To the extent found, the Hospital certainly performs some charitable functions with respect to the aged. But that is not the question here involved. Many institutions and organizations are equally, perhaps more, charitable toward the older age group. The flaw in the reasoning of the trial court is that, however charitable, the activities of the Hospital are not directed toward the providing of a “home”, in either the legal or popular sense. Some of its officials, on cross-examination, virtually conceded as much.

Application of the property as nearly as possible to the original intention of the testator is required when the ey pres doctrine comes into play. Ball v. Hall, 129 Vt. 200, 274 A.2d 516 (1971). We therefore examine the connotations of the word “home”.
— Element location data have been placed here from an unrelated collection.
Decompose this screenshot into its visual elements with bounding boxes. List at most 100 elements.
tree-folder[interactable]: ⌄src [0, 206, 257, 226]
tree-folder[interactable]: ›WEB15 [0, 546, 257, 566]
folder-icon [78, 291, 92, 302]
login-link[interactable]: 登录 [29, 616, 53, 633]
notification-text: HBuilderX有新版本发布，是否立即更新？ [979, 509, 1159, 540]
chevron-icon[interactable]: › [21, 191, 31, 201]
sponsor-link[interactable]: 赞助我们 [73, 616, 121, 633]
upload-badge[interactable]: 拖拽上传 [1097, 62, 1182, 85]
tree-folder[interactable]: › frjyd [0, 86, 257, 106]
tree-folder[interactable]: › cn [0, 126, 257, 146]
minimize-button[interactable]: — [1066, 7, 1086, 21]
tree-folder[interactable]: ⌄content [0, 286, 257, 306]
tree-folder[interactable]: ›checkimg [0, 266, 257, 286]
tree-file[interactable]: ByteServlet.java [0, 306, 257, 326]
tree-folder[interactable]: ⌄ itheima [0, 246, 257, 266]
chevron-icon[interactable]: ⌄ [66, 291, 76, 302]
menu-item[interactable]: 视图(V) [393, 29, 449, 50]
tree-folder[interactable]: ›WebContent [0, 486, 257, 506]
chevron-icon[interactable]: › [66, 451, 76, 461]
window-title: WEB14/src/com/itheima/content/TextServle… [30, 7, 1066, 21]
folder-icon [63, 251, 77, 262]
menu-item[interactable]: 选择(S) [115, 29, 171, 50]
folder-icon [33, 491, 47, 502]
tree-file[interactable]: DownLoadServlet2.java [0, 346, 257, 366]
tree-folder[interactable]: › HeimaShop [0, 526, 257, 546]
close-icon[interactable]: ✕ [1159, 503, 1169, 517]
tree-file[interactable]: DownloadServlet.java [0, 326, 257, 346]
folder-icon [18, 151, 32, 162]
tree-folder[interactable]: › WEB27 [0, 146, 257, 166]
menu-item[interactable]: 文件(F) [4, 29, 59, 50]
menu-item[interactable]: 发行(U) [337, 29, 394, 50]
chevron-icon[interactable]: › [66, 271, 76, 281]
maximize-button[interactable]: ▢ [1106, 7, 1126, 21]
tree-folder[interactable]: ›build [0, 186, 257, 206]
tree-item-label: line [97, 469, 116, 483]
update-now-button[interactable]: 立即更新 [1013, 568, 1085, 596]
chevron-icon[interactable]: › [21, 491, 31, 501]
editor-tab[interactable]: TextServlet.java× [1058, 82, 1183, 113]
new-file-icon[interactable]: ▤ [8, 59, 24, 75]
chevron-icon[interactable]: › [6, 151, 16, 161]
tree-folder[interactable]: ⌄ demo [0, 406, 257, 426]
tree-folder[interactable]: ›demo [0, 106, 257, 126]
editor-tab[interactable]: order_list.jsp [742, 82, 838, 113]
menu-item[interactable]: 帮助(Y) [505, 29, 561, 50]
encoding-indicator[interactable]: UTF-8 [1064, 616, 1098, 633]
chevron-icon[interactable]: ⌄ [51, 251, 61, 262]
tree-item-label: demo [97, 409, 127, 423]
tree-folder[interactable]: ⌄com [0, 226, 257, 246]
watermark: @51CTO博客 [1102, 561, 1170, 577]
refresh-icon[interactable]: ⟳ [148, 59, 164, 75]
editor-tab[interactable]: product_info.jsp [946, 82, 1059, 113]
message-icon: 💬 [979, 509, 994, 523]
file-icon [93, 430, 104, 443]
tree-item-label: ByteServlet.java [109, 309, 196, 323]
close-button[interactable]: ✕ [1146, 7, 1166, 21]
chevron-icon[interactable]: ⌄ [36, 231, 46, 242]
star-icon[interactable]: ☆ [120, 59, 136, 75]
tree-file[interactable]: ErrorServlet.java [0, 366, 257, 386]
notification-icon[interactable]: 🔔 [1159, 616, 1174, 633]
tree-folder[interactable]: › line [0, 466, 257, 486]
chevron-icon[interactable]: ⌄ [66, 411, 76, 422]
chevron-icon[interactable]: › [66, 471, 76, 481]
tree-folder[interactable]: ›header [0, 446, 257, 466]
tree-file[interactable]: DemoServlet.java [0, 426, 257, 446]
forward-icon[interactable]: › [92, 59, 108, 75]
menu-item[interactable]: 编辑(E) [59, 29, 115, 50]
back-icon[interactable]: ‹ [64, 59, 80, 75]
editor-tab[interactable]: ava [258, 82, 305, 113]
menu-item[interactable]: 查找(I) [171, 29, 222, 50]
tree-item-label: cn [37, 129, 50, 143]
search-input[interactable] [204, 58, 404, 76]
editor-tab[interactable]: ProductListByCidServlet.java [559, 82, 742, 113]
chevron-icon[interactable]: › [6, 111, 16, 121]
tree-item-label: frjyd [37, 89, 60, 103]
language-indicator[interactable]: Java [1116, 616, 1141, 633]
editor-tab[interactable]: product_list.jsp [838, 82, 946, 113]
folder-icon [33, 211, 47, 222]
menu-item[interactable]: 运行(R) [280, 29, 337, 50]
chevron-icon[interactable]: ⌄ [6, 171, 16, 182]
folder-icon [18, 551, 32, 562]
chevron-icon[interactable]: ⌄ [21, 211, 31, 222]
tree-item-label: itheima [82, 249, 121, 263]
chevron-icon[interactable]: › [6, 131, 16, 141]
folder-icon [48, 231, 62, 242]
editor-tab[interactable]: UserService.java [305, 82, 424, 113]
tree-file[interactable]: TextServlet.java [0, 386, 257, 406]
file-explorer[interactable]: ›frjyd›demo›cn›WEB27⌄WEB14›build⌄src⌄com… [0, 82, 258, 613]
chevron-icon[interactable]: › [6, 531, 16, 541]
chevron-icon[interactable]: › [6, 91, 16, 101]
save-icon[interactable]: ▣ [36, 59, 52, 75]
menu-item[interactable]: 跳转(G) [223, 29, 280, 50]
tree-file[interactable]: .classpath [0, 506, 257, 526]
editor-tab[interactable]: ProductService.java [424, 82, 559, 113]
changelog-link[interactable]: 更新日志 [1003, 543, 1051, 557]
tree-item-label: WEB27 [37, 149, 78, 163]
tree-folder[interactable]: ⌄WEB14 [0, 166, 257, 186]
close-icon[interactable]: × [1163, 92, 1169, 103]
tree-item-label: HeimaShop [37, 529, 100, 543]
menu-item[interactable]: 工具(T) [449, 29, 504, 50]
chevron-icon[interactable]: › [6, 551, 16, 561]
In its legal sense, as well as its popular acceptance, the term implies a vital element completely lacking in the usual operation of a hospital. Legally it implies a dwelling place, to which, when absent, a person intends to return. Cf. Black’s Law Dictionary 866 (4th ed. 1951). In classic legal terms, this is the “animus manendi” long regarded as an element of domicil. Such is not the purpose, or the operation, of the Hospital. To the contrary, as found, it endeavors to treat and speedily discharge those aged for whom it provides patient care, while the other defendants are places from which they come to the Hospital, and to which they return upon discharge therefrom. However commendable its charitable operations, the Hospital does not provide a “home”. It is not “where the heart is” that the writer speaks of; it does not provide the “heap o’ living” that the poet writes about; and a stay there is without the animus manendi that the law requires. It might be, as the Hospital argues, that a decree to it would meet general legal requirements if the original object of the testator had failed completely. But such is not here the case, because the other defendants are providing the very type of care that he contemplated. The failure of the trust is because of size and legal and administrative difficulties, not because the specific type of care intended cannot be provided in the Rutland area.

Not exactly in point, but certainly applicable by analogy are the holdings of this Court as to the liability of towns, under former statutes, for care furnished to transient persons. In interpreting those statutes, it was expressly held that a general hospital was a “house” within the meaning of the statute, and that a person confined to it was a transient, precisely because when so confined he was away from his “home”. St. Albans Hospital v. City of St. Albans, 107 Vt. 59, 176 A. 302 (1935).

Further, while far from determinative, we consider that making a separate bequest to the Hospital in another part of his will is some indication that the testator did not consider it as a home for the aged within his general charitable intent for that purpose.

It is not here claimed that the “understanding” under which trust income had been divided among the three defendants equally is binding upon the parties, or the public generally. Whatever the status of that “agreement” it does not seem to have covered distribution of the trust corpus, the issue in this case. Nor was res adjudicata either pleaded or urged below. We recognize the general principle contended for by the Hospital, to the effect that there is wide discretion in the trial court and the scope of appellate review is narrow. Lemon v. Kurtzman, 411 U.S. 192 (1973). As we pointed out, had the testator’s original objective become impossible of fulfillment, the decree below might well be sustained as to the Hospital, because it provides general charitable care, to some degree at least, to the aged. But that is not the impossibility here in issue; the other defendants are providing the type of care contemplated, not just charitable relief.

The trial court erred in including the defendant Hospital in its cy pres decree. The cause must be reversed and remanded for correction of the judgment order in this particular.

Judgment reversed and cause remanded. The trial court is directed to revise the judgment order below by striking from Paragraph 2 thereof any reference to The Rutland Hospital, Inc.